Clark’s willingness to take Sacajawea along that day struck Fitzpatrick. He comes across in the screenplay as a father figure for the Indian girl. Lewis is aloof and Charbonneau, her French Canadian husband, is a brutish clown.
There are plenty of unsettled controversies around Sacajawea, from the spelling and pronunciation of her name to her heritage. Was she Shoshone kidnapped by Hidatsas or the other way around? Did she die a few years after the expedition returned or live to old age on the Wind River Reservation in Wyoming?
“We’re not here to prove one side right or wrong,” Fitzpatrick said.
Still, Leo Ariwite of Fort Hall, Idaho, the Shoshone adviser on the movie and the Sacajawea descendant, did clear up one common misconception for her. He said when Sacajawea met Cameahwait among the Shoshone it wasn’t a meeting of brother and sister as historians portray but of uncle and niece. Aunts and uncles, Fitzpatrick said, played special roles in Shoshone family life.
For Sacajawea, the unnamed casting director will be looking for an unknown actress.

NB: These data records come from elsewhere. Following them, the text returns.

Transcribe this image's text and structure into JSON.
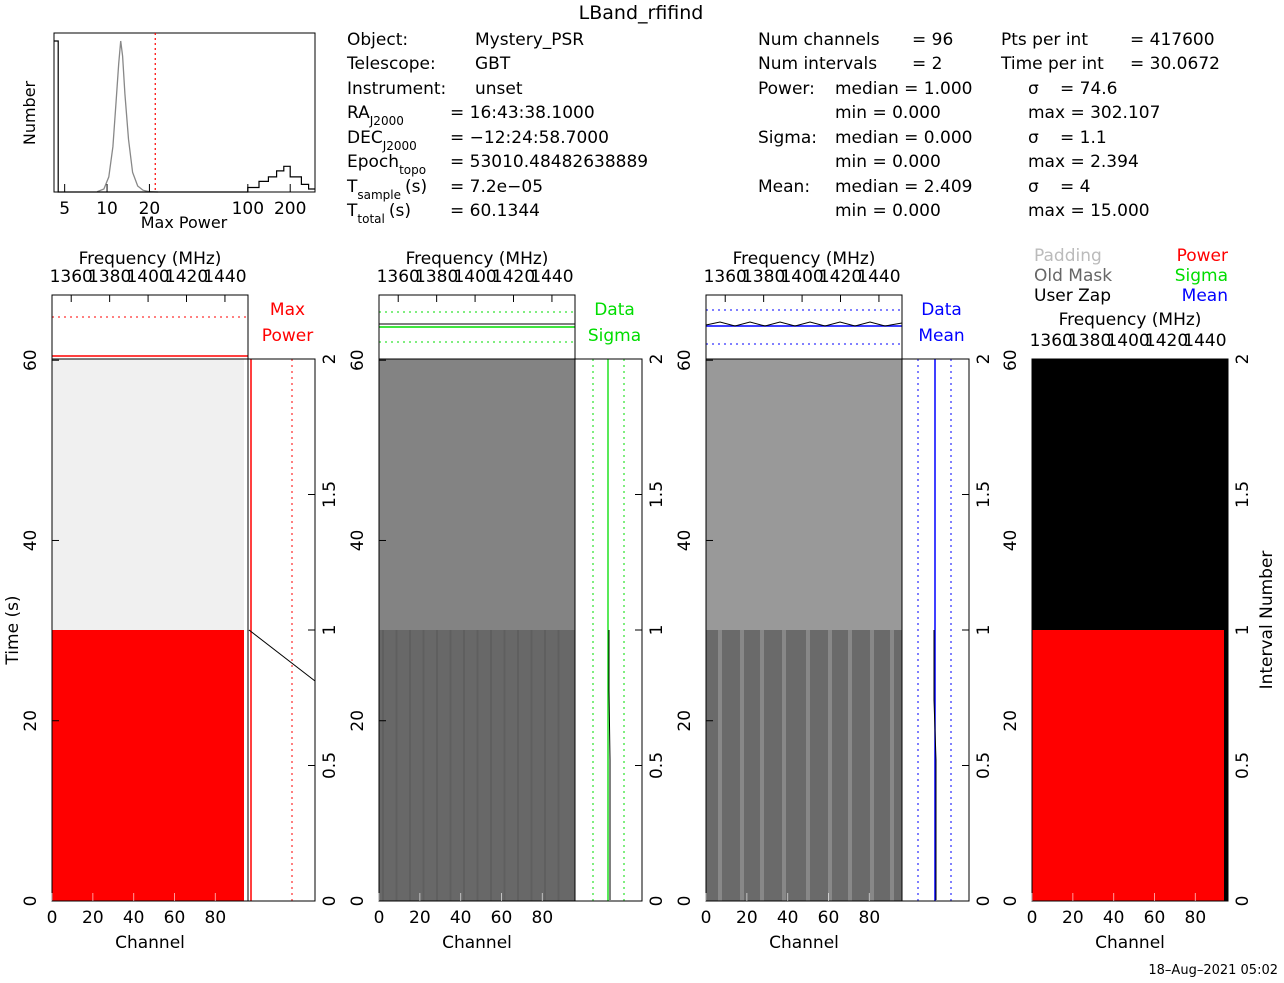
{
  "title": "LBand_rfifind",
  "timestamp": "18–Aug–2021  05:02",
  "info": {
    "col1": [
      [
        "Object:",
        "Mystery_PSR"
      ],
      [
        "Telescope:",
        "GBT"
      ],
      [
        "Instrument:",
        "unset"
      ]
    ],
    "ra": {
      "main": "RA",
      "sub": "J2000",
      "value": "=  16:43:38.1000"
    },
    "dec": {
      "main": "DEC",
      "sub": "J2000",
      "value": "=  −12:24:58.7000"
    },
    "epoch": {
      "main": "Epoch",
      "sub": "topo",
      "value": "=  53010.48482638889"
    },
    "tsample": {
      "main": "T",
      "sub": "sample",
      "unit": "(s)",
      "value": "=  7.2e−05"
    },
    "ttotal": {
      "main": "T",
      "sub": "total",
      "unit": "(s)",
      "value": "=  60.1344"
    },
    "stats": {
      "num_channels": {
        "label": "Num channels",
        "value": "=  96"
      },
      "num_intervals": {
        "label": "Num intervals",
        "value": "=  2"
      },
      "pts_per_int": {
        "label": "Pts per int",
        "value": "=  417600"
      },
      "time_per_int": {
        "label": "Time per int",
        "value": "=  30.0672"
      },
      "power": {
        "label": "Power:",
        "median": "median  =  1.000",
        "min": "min  =  0.000",
        "sigma": "=  74.6",
        "max": "max  =  302.107"
      },
      "sigma": {
        "label": "Sigma:",
        "median": "median  =  0.000",
        "min": "min  =  0.000",
        "sigma": "=  1.1",
        "max": "max  =  2.394"
      },
      "mean": {
        "label": "Mean:",
        "median": "median  =  2.409",
        "min": "min  =  0.000",
        "sigma": "=  4",
        "max": "max  =  15.000"
      },
      "sigma_symbol": "σ"
    }
  },
  "legend": {
    "padding": {
      "label": "Padding",
      "color": "#bbbbbb"
    },
    "old_mask": {
      "label": "Old Mask",
      "color": "#666666"
    },
    "user_zap": {
      "label": "User Zap",
      "color": "#000000"
    },
    "power": {
      "label": "Power",
      "color": "#ff0000"
    },
    "sigma": {
      "label": "Sigma",
      "color": "#00dd00"
    },
    "mean": {
      "label": "Mean",
      "color": "#0000ff"
    }
  },
  "chart_data": [
    {
      "id": "histogram",
      "type": "line",
      "xlabel": "Max Power",
      "ylabel": "Number",
      "xscale": "log",
      "xticks": [
        "5",
        "10",
        "20",
        "100",
        "200"
      ],
      "xtick_values": [
        5,
        10,
        20,
        100,
        200
      ],
      "xlim": [
        4.2,
        300
      ],
      "ylim": [
        0,
        1
      ],
      "threshold": 22,
      "curve_gray": [
        [
          8.5,
          0.002
        ],
        [
          9.5,
          0.02
        ],
        [
          10.3,
          0.1
        ],
        [
          11,
          0.3
        ],
        [
          11.6,
          0.6
        ],
        [
          12.1,
          0.85
        ],
        [
          12.5,
          1.0
        ],
        [
          12.9,
          0.9
        ],
        [
          13.4,
          0.65
        ],
        [
          14.2,
          0.35
        ],
        [
          15.2,
          0.13
        ],
        [
          16.5,
          0.04
        ],
        [
          18,
          0.012
        ],
        [
          20,
          0.002
        ],
        [
          23,
          0
        ]
      ],
      "curve_black": [
        [
          4.2,
          1.0
        ],
        [
          4.5,
          1.0
        ],
        [
          4.5,
          0
        ],
        [
          100,
          0
        ],
        [
          100,
          0.03
        ],
        [
          120,
          0.03
        ],
        [
          120,
          0.07
        ],
        [
          140,
          0.07
        ],
        [
          140,
          0.1
        ],
        [
          160,
          0.1
        ],
        [
          160,
          0.14
        ],
        [
          180,
          0.14
        ],
        [
          180,
          0.17
        ],
        [
          200,
          0.17
        ],
        [
          200,
          0.1
        ],
        [
          240,
          0.1
        ],
        [
          240,
          0.05
        ],
        [
          270,
          0.05
        ],
        [
          270,
          0.02
        ],
        [
          300,
          0.02
        ]
      ]
    },
    {
      "id": "power-panel",
      "type": "heatmap",
      "xlabel": "Channel",
      "ylabel": "Time (s)",
      "top_label": "Frequency (MHz)",
      "freq_ticks": [
        "1360",
        "1380",
        "1400",
        "1420",
        "1440"
      ],
      "freq_tick_values": [
        1360,
        1380,
        1400,
        1420,
        1440
      ],
      "channel_ticks": [
        "0",
        "20",
        "40",
        "60",
        "80"
      ],
      "channel_tick_values": [
        0,
        20,
        40,
        60,
        80
      ],
      "xlim": [
        0,
        96
      ],
      "time_ticks": [
        "0",
        "20",
        "40",
        "60"
      ],
      "time_tick_values": [
        0,
        20,
        40,
        60
      ],
      "time_lim": [
        0,
        60.1344
      ],
      "interval_ticks": [
        "0",
        "0.5",
        "1",
        "1.5",
        "2"
      ],
      "interval_tick_values": [
        0,
        0.5,
        1,
        1.5,
        2
      ],
      "side_labels": [
        "Max",
        "Power"
      ],
      "side_label_color": "#ff0000",
      "blocks": [
        {
          "t0": 0,
          "t1": 30.0672,
          "color": "#ff0000"
        },
        {
          "t0": 30.0672,
          "t1": 60.1344,
          "color": "#f0f0f0"
        }
      ]
    },
    {
      "id": "sigma-panel",
      "type": "heatmap",
      "xlabel": "Channel",
      "top_label": "Frequency (MHz)",
      "side_labels": [
        "Data",
        "Sigma"
      ],
      "side_label_color": "#00dd00",
      "blocks": [
        {
          "t0": 0,
          "t1": 30.0672,
          "color": "#686868"
        },
        {
          "t0": 30.0672,
          "t1": 60.1344,
          "color": "#838383"
        }
      ]
    },
    {
      "id": "mean-panel",
      "type": "heatmap",
      "xlabel": "Channel",
      "top_label": "Frequency (MHz)",
      "side_labels": [
        "Data",
        "Mean"
      ],
      "side_label_color": "#0000ff",
      "blocks": [
        {
          "t0": 0,
          "t1": 30.0672,
          "color": "#6a6a6a"
        },
        {
          "t0": 30.0672,
          "t1": 60.1344,
          "color": "#999999"
        }
      ]
    },
    {
      "id": "mask-panel",
      "type": "heatmap",
      "xlabel": "Channel",
      "ylabel_right": "Interval Number",
      "top_label": "Frequency (MHz)",
      "blocks": [
        {
          "t0": 0,
          "t1": 30.0672,
          "color": "#ff0000"
        },
        {
          "t0": 30.0672,
          "t1": 60.1344,
          "color": "#000000"
        }
      ]
    }
  ]
}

An HBO miniseries on the Lewis and Clark expedition that boasts the star-power of Edward Norton, Brad Pitt and Tom Hanks as executive producers is set to start filming next month is Alberta, Canada. Casting calls were made in Montana and elsewhere last fall for a Sacajawea, though the selectee has not been announced.
Fitzpatrick said the miniseries won’t overshadow her project, which focuses on one enigmatic but empowering character.

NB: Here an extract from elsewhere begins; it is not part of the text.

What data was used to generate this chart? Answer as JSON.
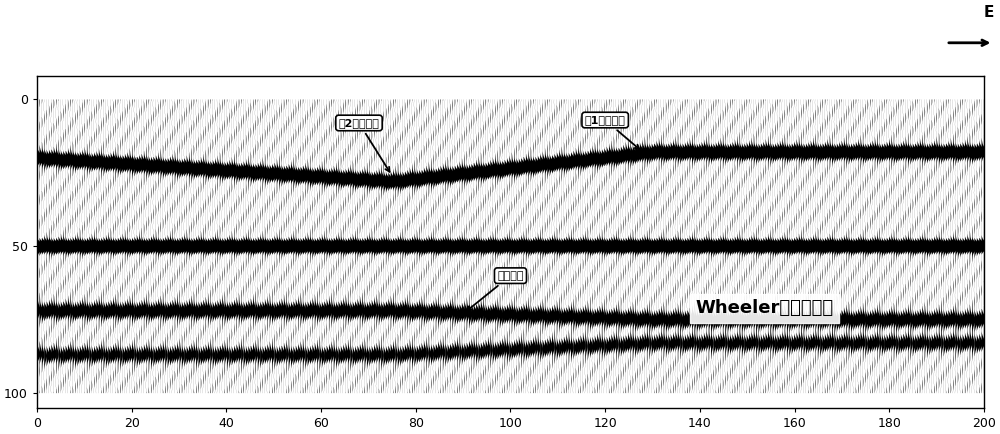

“It’s the difference between a silhouette and a full-blown figure,” Raven Nelson said.
"I don't see this as just a dream, because it is a lifelong path. Her story needs to be told and I know it's going to happen," Fitpatrick said.
There are more statues of Sacajawea in the U.S. than any other woman. She's been the subject of lots of books and documentary films, but there's been no full-blown feature film on the Sacajawea story.
Fitzgerald thinks the time is ripe.
“It’s a story about a strong woman that needs to be told in our world now,” she said. “She will be an icon, a mentor, someone that not only Native American girls but all girls can look up to and know that she was part of something great. And we’re still talking about her over 200 years later.”